Jens Stoltenberg: The Ukrainian Defence Minister, Minister Poltorak, he participated in the meeting. He reconfirmed, of course, the strong support of Ukraine to Afghanistan, to the Resolute Support Mission.
We are grateful for the support and we are now in the midst of a force generation conference. I’m not able to go into the specific numbers. We will be more precise on the specific troop levels, both from different countries and the total numbers later on but what I can say is that NATO will remain in Afghanistan and we’re going to increase our presence and we’re grateful for Ukraine being a nation which, or a country which has contributed to our efforts in Afghanistan over a long period. And I have met Mr. Polltorak several times and I’ve expressed my gratitude to him.
Moderator: Yes, the gentleman in the front row.
Q: Khurshid TV. Mr. Secretary General, some weeks ago, one of the key ministers by the name of ... [inaudible], the guy who was appointed for countering the corruption and level of our forces, especially in the level of interim ministry and ministry of defence, he resigned and as we know, corruption is the biggest problem in the security sector of Afghanistan. So what is NATO’s plan to fight against corruption and also to bring a tight reform in these two areas actually?
Jens Stoltenberg: Corruption is a very serious strategic security threat to Afghanistan. That’s one of the main reasons why Afghanistan still is struggling with instability, violence and with insurgency and terrorist groups. So therefore on top of our agenda when it comes to reforms, modernizing the defence and security institutions of Afghanistan is exactly fighting corruption.

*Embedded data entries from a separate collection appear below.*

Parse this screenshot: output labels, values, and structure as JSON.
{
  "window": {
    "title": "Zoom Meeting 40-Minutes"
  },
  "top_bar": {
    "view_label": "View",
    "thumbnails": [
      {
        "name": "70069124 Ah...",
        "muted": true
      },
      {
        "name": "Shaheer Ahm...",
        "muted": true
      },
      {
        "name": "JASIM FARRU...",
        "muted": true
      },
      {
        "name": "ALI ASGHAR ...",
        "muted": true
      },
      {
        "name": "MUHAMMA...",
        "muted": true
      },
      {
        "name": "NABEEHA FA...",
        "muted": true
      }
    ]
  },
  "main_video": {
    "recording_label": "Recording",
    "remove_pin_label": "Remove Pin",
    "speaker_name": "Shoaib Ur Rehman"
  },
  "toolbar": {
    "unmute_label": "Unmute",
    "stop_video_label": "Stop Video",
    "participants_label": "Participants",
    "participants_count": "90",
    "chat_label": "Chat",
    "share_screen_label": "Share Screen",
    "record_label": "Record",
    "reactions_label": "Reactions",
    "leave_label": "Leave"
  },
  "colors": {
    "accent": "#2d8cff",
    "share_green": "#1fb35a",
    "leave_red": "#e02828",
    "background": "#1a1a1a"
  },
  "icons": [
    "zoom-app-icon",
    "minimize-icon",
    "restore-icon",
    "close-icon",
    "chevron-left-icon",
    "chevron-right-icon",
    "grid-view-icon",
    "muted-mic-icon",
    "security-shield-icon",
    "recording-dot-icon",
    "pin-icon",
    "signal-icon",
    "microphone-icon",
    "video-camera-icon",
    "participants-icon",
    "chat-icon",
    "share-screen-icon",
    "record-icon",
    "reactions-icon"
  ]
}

So when we do capacity building, when we help to modernize and reform the security institutions in Afghanistan, our train, assist and advise mission, it’s very much about creating institutions, creating the mechanisms, creating the law enforcement tools that enables us to support the Afghans in fighting corruption. It’s not easy, it’s extremely hard and extremely difficult but we have to continue to be very focused and very vigilant in the fight against terrorism. I welcome the progress we have seen but I also, of course, expressed my concern that corruption is still a big problem in Afghanistan.
Moderator: We have time for one more question, the gentleman in the third row.
Q: Secretary General, Noureddine Fridhi from Alarabiya News Channel. The Prime Minister of Iraq, Mr. Haider al-Abadi, announced this afternoon that the defeat of Daesh and that the Iraqi army captured the famous mosque where al-Abadi announced three years before his state of ... [inaudible]. I would like to ask your comment on this and how the defeat of Daesh may impact the NATO strategy towards Iraq? Thank you.
Jens Stoltenberg: NATO supports the coalition to defeat Daesh or ISIS and we have supported the coalition for a long time and we have just become a full member of the coalition. The plan and or course the purpose of the military operations in Iraq has always been to defeat ISIS, Daesh, and to also liberate Mosul as part of that. But the main focus of NATO is not on the high end combat operations which are taking place for instance in Mosul. The main focus of NATO has been to build capacity to train Iraqi forces so when Daesh is defeated, when Mosul is liberated, then we need capable Iraqi forces, which can keep Daesh down and can create conditions for stability and a peaceful development in Iraq. And that’s exactly why we are now working on how we can help them to modernize their Minister of Defence, how we can help them with reforming and modernizing security institutions and also training Iraqi officers and forces. So some of the officers we have trained have participated in the liberation of Mosul because they have been trained in counter-IED but we really think that NATO’s role in Iraq goes beyond the liberation of Mosul and actually beyond the immediate defeat of Daesh or ISIS.
Moderator: Ladies and gentleman, thank you very much.
Jens Stoltenberg: Thank you so much.